Também achei interessante, sem arrogância, uma solução à qual cheguei traduzindo o seguinte parágrafo:
“Долой шкурников, долой тех, кто думает о своей выгоде, спекуляции, об отлынивании от работы, кто боится необходимых для победы жертв!”
A primeira solução à qual eu havia chegado era esta:
“Abaixo os arrivistas, abaixo os que só pensam em lucrar, especular, esquivar-se ao trabalho e que temem os sacrifícios indispensáveis à vitória!”
Quero concentrar a atenção no seguinte trecho: “кто думает о своей выгоде, спекуляции, об отлынивании от работы”. Literalmente, temos a seguinte interpretação: “que pensam em seu (próprio) proveito (ou “lucro”, dependendo do contexto), em especulação, no esquivo do trabalho”. Claro que no caso de “esquivo do trabalho” já ficaria muito melhor de cara “em esquivar-se do trabalho”, levando-se em conta que em russo usam-se substantivos em muitos casos em que usamos verbos. Essa é a primeira ocorrência do procedimento técnico de tradução que Vinay e Darbelnet, além de outros autores que os continuaram, chamaram de “transposição”, ou seja, a mudança do material léxico para expressar a mesma ideia (no caso, a transposição de um substantivo em verbo reflexivo). Porém, como vimos, a dinâmica da frase exigiu também a transposição dos substantivos “выгода” e “спекуляция” (ambos, no texto, na forma do caso prepositivo singular) para os verbos “lucrar” e “especular”, havendo ainda o acréscimo da palavra “só” por questão de ênfase e a omissão (que também seria um procedimento técnico, segundo Vázquez-Ayora) do pronome possessivo “своя” (“sua”, “sua própria”, sempre se referindo ao sujeito da frase, no texto também na forma do prepositivo singular “своей”).

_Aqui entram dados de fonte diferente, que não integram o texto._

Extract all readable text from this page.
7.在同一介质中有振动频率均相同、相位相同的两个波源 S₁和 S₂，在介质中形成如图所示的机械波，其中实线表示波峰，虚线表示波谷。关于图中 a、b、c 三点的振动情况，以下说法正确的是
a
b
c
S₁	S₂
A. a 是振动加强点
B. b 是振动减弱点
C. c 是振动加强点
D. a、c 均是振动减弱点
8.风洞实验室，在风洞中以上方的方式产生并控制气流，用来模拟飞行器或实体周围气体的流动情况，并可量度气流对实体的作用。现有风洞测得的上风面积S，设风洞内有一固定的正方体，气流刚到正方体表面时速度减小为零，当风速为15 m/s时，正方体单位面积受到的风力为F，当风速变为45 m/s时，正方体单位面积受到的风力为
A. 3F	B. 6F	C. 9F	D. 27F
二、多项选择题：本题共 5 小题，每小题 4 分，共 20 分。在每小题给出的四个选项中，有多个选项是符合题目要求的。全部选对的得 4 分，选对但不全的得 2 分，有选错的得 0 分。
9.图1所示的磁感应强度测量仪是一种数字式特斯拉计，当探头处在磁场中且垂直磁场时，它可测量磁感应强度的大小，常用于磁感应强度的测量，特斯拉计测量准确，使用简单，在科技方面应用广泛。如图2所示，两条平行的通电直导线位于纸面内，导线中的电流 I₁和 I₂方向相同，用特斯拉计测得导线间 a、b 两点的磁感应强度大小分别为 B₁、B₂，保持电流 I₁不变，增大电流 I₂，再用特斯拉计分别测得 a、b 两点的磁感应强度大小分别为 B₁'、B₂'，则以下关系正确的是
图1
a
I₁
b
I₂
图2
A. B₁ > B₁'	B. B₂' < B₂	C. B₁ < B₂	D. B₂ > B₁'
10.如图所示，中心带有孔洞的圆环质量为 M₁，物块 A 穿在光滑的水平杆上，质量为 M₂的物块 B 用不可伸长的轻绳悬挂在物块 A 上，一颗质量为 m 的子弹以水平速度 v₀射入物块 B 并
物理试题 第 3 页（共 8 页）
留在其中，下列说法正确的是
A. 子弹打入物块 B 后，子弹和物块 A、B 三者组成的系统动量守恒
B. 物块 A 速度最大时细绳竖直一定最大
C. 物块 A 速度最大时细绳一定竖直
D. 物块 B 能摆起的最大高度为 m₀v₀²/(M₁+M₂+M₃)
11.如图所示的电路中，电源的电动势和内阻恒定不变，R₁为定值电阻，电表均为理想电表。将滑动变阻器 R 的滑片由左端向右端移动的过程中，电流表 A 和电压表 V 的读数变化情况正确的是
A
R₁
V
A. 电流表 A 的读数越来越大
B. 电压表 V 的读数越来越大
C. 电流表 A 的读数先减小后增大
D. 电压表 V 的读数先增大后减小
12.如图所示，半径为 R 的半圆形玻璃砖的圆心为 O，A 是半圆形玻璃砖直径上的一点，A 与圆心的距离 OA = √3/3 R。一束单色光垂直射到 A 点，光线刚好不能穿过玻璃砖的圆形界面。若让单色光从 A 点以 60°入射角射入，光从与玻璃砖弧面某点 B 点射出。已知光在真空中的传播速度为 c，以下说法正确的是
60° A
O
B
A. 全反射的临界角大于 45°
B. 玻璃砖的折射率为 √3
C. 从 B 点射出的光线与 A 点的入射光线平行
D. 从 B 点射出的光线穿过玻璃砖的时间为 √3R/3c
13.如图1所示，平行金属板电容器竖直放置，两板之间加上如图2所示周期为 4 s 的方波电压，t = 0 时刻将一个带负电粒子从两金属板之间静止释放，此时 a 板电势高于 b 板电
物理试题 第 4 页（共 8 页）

Contudo, dois dias após fazer a primeira tradução desse parágrafo, numa das várias revisões do texto, dei-me conta de que Lenin, ao falar em “lucro/proveito” e “especulação”, não estava falando dos capitalistas que imperavam antes na Rússia, e sim dos arrivistas e aproveitadores que grassavam no Exército Vermelho. Portanto, as alusões a termos de economia e mercado não eram aí plenamente cabíveis, nem mesmo como metáfora, pois prejudicavam a compreensão. No caso de “выгода/lucrar”, pensei primeiramente em substituir por “aproveitar-se” (poderia ser também “dar-se bem”) ou “aproveitar”, este, porém, sendo muito incompleto. Contudo, ainda restava decidir o que fazer com “спекуляция/especular”. Claro que o Aurélio oferecia vários significados para “especular” e “especulação”, como “Investigação teórica, esp. de natureza exploratória, sem apoio de evidência sólida”, “Compra e venda de mercadorias ou títulos, esp. de forma arriscada e visando lucros altos e rápidos”, “Negócio em que uma das partes abusa da boa-fé da outra”, “Examinar com atenção; averiguar minuciosamente; observar; indagar; pesquisar”, “Transacionar, esp. de forma arriscada”, “Valer-se de certa posição, de circunstância, de qualquer coisa, para auferir vantagens; explorar”, “Comprar e vender (mercadorias, títulos, etc.) buscando ganhos a partir da oscilação dos preços, e correndo o risco de perdas”, entre outros. Da mesma forma, os dicionários russos online transitavam entre os significados desde “operação financeira” até “busca de lucros ou vantagens fáceis”, passando por “pensamento ou raciocínio vão, sem apoio na prática”. Mas eu achava que “especular” ainda era muito ligado, para os brasileiros, às práticas do mercado financeiro.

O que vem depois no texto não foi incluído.